Des mouchoirs, montres, cachets, tabatières, boucles, sacs, bourses, épingles, etc.


Le vol dont il s’agit est l’action par laquelle un objet passe d’une main dans une autre, sans effort, sans effraction, sans autres frais qu’un peu d’adresse. Il faut quelquefois des idées heureuses et nouvelles pour effectuer ce vol.

§ 1.

Vous êtes dans une foule,

Toi, pauvre plébéien, clerc d’avoué, étudiant en droit, en médecine, commis, etc.,

Dans la queue formée près du bureau où l’on prend les billets de parterre, etc.,

Vous, monsieur l’avocat, le médecin, l’homme de lettres, le député, etc.,

Au spectacle,

À une revue,

Occupé à regarder les caricatures,

Au boulevard de Coblentz, etc.

Ne vous défiez jamais de votre voisin de gauche qui a une chemise de grosse toile, une cravate blanche, un habit propre, mais de drap commun ; suivez plutôt très-attentivement les mouvemens de ce voisin de droite, dont la cravate est bien mise et fine, qui a de grosses breloques, des favoris, un air d’honnête homme, le parler hardi ; c’est celui-là qui vous volera votre mouchoir ou votre montre.

§ 2.

Si votre diamant a disparu, gardez-vous de vous en prendre à ce monsieur. — « Comment donc, c’est le plus honnête homme de la France et de la Navarre. » On le fouillerait vainement, vous ne trouveriez rien sur lui : il vous attaquerait en duel ou en dommages et intérêts. Votre diamant est à cent pas ; et, avec un peu d’attention, vous verrez sept ou huit fashionables disposés comme des jalons dans la foule.

§ 3.

Attacher sa montre avec des chaînes d’acier, avec des rubans, disposer des fortifications de deux ou trois chaînes, erreur ! erreur de nos ancêtres ! vieilles coutumes ! elles sont aussi peu utiles que les anciennes médecines de précaution : on coupera vos chaînes d’un regard.

§ 4.

Aujourd’hui les gens de bon ton n’ont plus de montre ; on ne peut pas la leur voler.

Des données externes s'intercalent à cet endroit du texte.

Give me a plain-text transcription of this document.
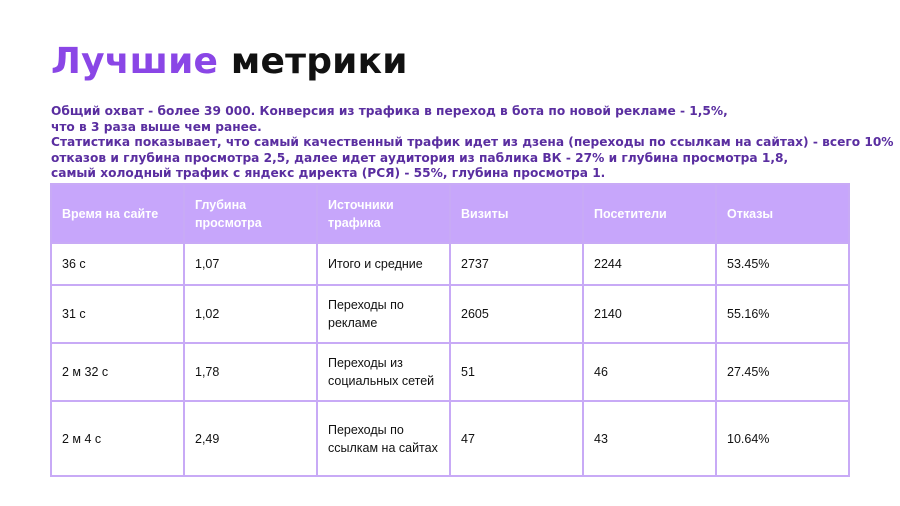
Лучшие метрики

Общий охват - более 39 000. Конверсия из трафика в переход в бота по новой рекламе - 1,5%,
что в 3 раза выше чем ранее.
Статистика показывает, что самый качественный трафик идет из дзена (переходы по ссылкам на сайтах) - всего 10%
отказов и глубина просмотра 2,5, далее идет аудитория из паблика ВК - 27% и глубина просмотра 1,8,
самый холодный трафик с яндекс директа (РСЯ) - 55%, глубина просмотра 1.

Время на сайте	Глубина просмотра	Источники трафика	Визиты	Посетители	Отказы
36 с	1,07	Итого и средние	2737	2244	53.45%
31 с	1,02	Переходы по рекламе	2605	2140	55.16%
2 м 32 с	1,78	Переходы из социальных сетей	51	46	27.45%
2 м 4 с	2,49	Переходы по ссылкам на сайтах	47	43	10.64%
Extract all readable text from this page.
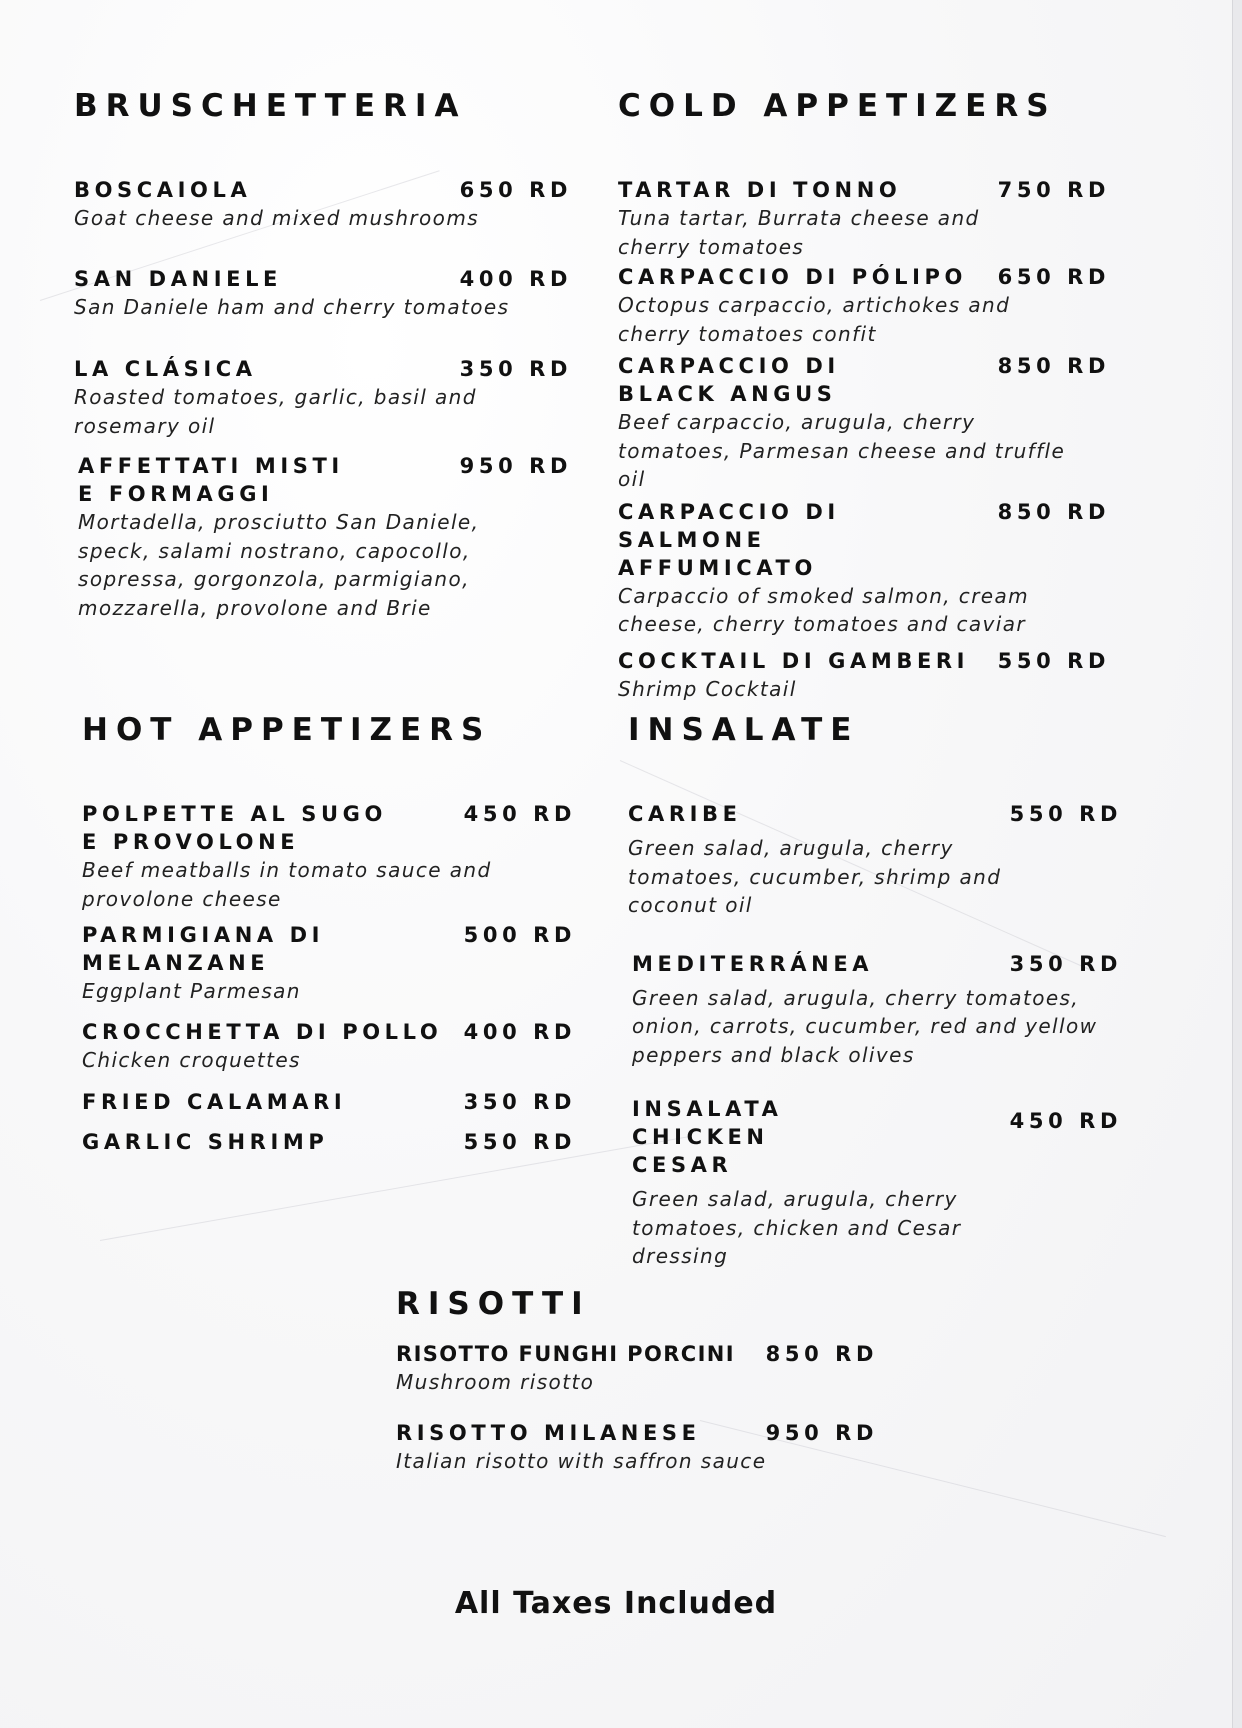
BRUSCHETTERIA
BOSCAIOLA	650 RD
Goat cheese and mixed mushrooms
SAN DANIELE	400 RD
San Daniele ham and cherry tomatoes
LA CLÁSICA	350 RD
Roasted tomatoes, garlic, basil and rosemary oil
AFFETTATI MISTI E FORMAGGI
950 RD
Mortadella, prosciutto San Daniele, speck, salami nostrano, capocollo, sopressa, gorgonzola, parmigiano, mozzarella, provolone and Brie
COLD APPETIZERS
TARTAR DI TONNO	750 RD
Tuna tartar, Burrata cheese and cherry tomatoes
CARPACCIO DI PÓLIPO 650 RD
Octopus carpaccio, artichokes and cherry tomatoes confit
CARPACCIO DI BLACK ANGUS
850 RD
Beef carpaccio, arugula, cherry tomatoes, Parmesan cheese and truffle oil
CARPACCIO DI SALMONE AFFUMICATO
850 RD
Carpaccio of smoked salmon, cream cheese, cherry tomatoes and caviar
COCKTAIL DI GAMBERI 550 RD
Shrimp Cocktail
HOT APPETIZERS
POLPETTE AL SUGO E PROVOLONE
450 RD
Beef meatballs in tomato sauce and provolone cheese
PARMIGIANA DI MELANZANE
500 RD
Eggplant Parmesan
CROCCHETTA DI POLLO 400 RD
Chicken croquettes
FRIED CALAMARI	350 RD
GARLIC SHRIMP	550 RD
INSALATE
CARIBE	550 RD
Green salad, arugula, cherry tomatoes, cucumber, shrimp and coconut oil
MEDITERRÁNEA	350 RD
Green salad, arugula, cherry tomatoes, onion, carrots, cucumber, red and yellow peppers and black olives
INSALATA CHICKEN CESAR
450 RD
Green salad, arugula, cherry tomatoes, chicken and Cesar dressing
RISOTTI
RISOTTO FUNGHI PORCINI 850 RD
Mushroom risotto
RISOTTO MILANESE	950 RD
Italian risotto with saffron sauce
All Taxes Included
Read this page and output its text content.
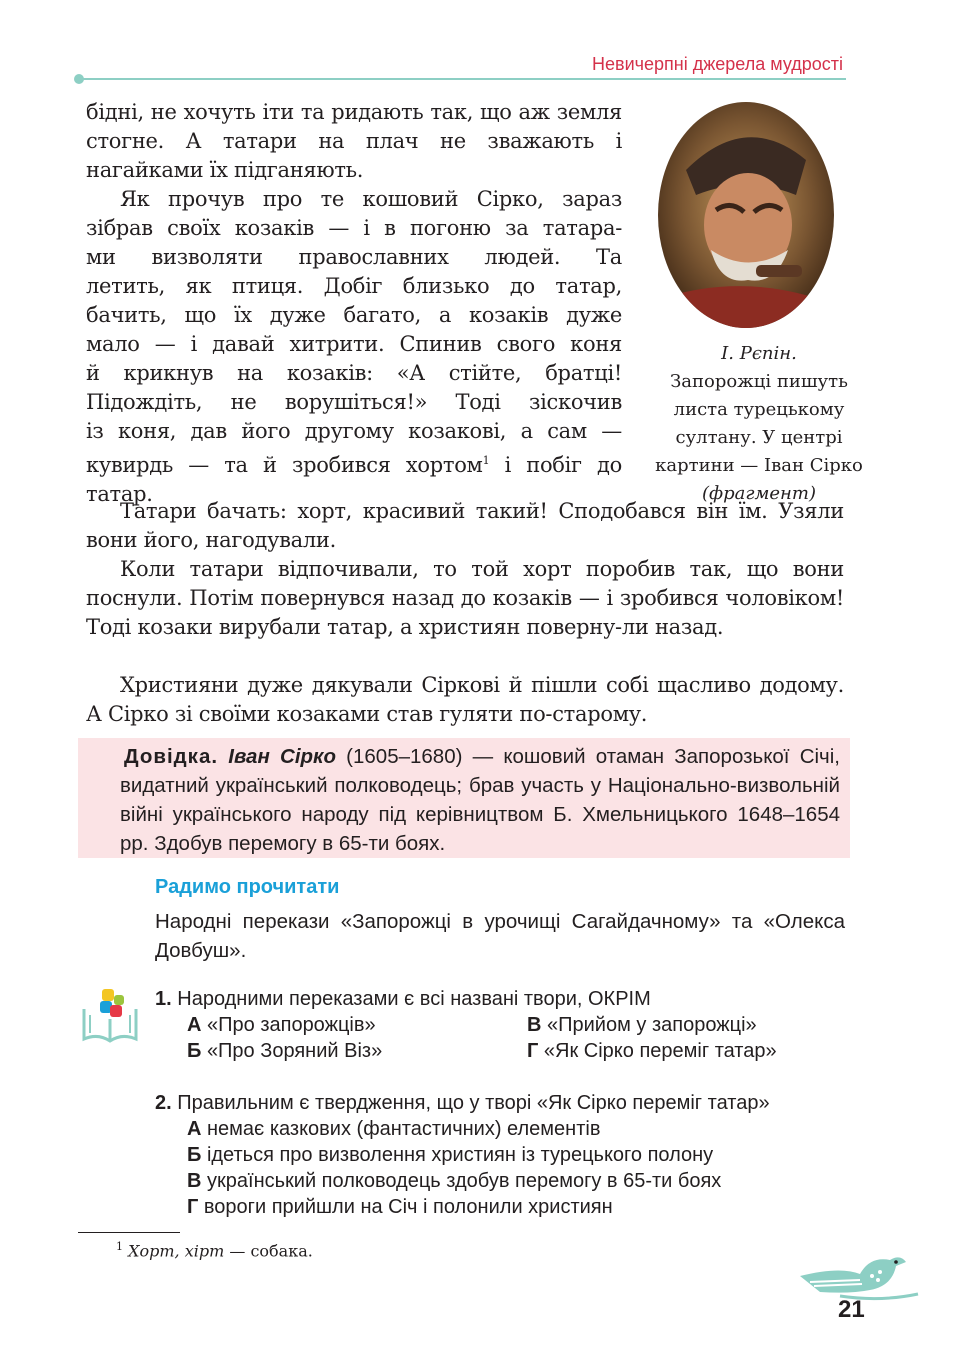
Невичерпні джерела мудрості

бідні, не хочуть іти та ридають так, що аж земля стогне. А татари на плач не зважають і нагайками їх підганяють.

Як прочув про те кошовий Сірко, зараз
зібрав своїх козаків — і в погоню за татара-
ми визволяти православних людей. Та
летить, як птиця. Добіг близько до татар,
бачить, що їх дуже багато, а козаків дуже
мало — і давай хитрити. Спинив свого коня
й крикнув на козаків: «А стійте, братці!
Підождіть, не ворушіться!» Тоді зіскочив
із коня, дав його другому козакові, а сам —
кувирдь — та й зробився хортом$^1$ і побіг до
татар.
І. Рєпін.
Запорожці пишуть листа турецькому султану. У центрі картини — Іван Сірко (фрагмент)

Татари бачать: хорт, красивий такий! Сподобався він їм. Узяли вони його, нагодували.

Коли татари відпочивали, то той хорт поробив так, що вони поснули. Потім повернувся назад до козаків — і зробився чоловіком! Тоді козаки вирубали татар, а християн поверну-ли назад.

Християни дуже дякували Сіркові й пішли собі щасливо додому. А Сірко зі своїми козаками став гуляти по-старому.

Довідка. Іван Сірко (1605–1680) — кошовий отаман Запорозької Січі, видатний український полководець; брав участь у Національно-визвольній війні українського народу під керівництвом Б. Хмельницького 1648–1654 рр. Здобув перемогу в 65-ти боях.

Радимо прочитати

Народні перекази «Запорожці в урочищі Сагайдачному» та «Олекса Довбуш».

1. Народними переказами є всі названі твори, ОКРІМ
А «Про запорожців»
Б «Про Зоряний Віз»
В «Прийом у запорожці»
Г «Як Сірко переміг татар»
2. Правильним є твердження, що у творі «Як Сірко переміг татар»
А немає казкових (фантастичних) елементів
Б ідеться про визволення християн із турецького полону
В український полководець здобув перемогу в 65-ти боях
Г вороги прийшли на Січ і полонили християн
$^1$ Хорт, хірт — собака.
21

On portait des montres jadis, parce qu’il n’y avait pas d’horloges.

Aujourd’hui, vous n’iriez pas écrire votre nom chez un suisse de bonne maison sans voir l’heure. Toutes les églises, les administrations, les ministères, voire les boutiques ont des pendules. Nous marchons sur des méridiens, sur des canons de midi. On ne fait pas une enjambée sans se trouver face à face avec un cadran : aussi une montre est-elle du vieux style. Il faut prendre les heures sans les compter ; les montres sont pour ceux qui s’ennuient.

D’ailleurs les cochers de fiacres et les passants n’ont-ils pas chacun la leur ?

§ 5.

Si un domestique vous apporte beaucoup de certificats honorables, dans lesquels sa probité est exaltée par de bonnes maisons, gardez-vous de le prendre.

§ 6.

Il ne suffit pas d’avoir la clef de sa cave et une bonne serrure ; il ne suffit pas de compter les bouteilles, il faut en boire le vin tout seul.

Un propriétaire honorable avait compté les bouteilles, apposé son cachet, et gardé la clef d’une serrure de sûreté. À son retour, les bouteilles étaient en nombre suffisant, bien cachetées, saines, et tout s’était enfui sans qu’il s’en fût perdu une seule goutte.

On n’a rien à dire à cela.

En ce qui concerne les caves, il n’y a point de salut sans une chausse-trape à l’entrée.

§ 7.

Quand vous marchez dans les rues, ne vous laissez accoster par personne et allez vite. Dans les foules, n’emportez rien sur vous, pas même de mouchoir : il n’y a que les enfans qui se mouchent : il n’y a que les femmes à vapeur qui portent des flacons précieux : il n’y a que les fats qui aient des lorgnons. Un honnête homme prend son tabac à droite, à gauche ou au centre : alors il est invulnérable.

§ 8.

Si vous allez dans un cabinet de lecture ou dans un café, prétextez un rhume, toussez ; vous garderez par ce moyen votre chapeau neuf sur votre tête.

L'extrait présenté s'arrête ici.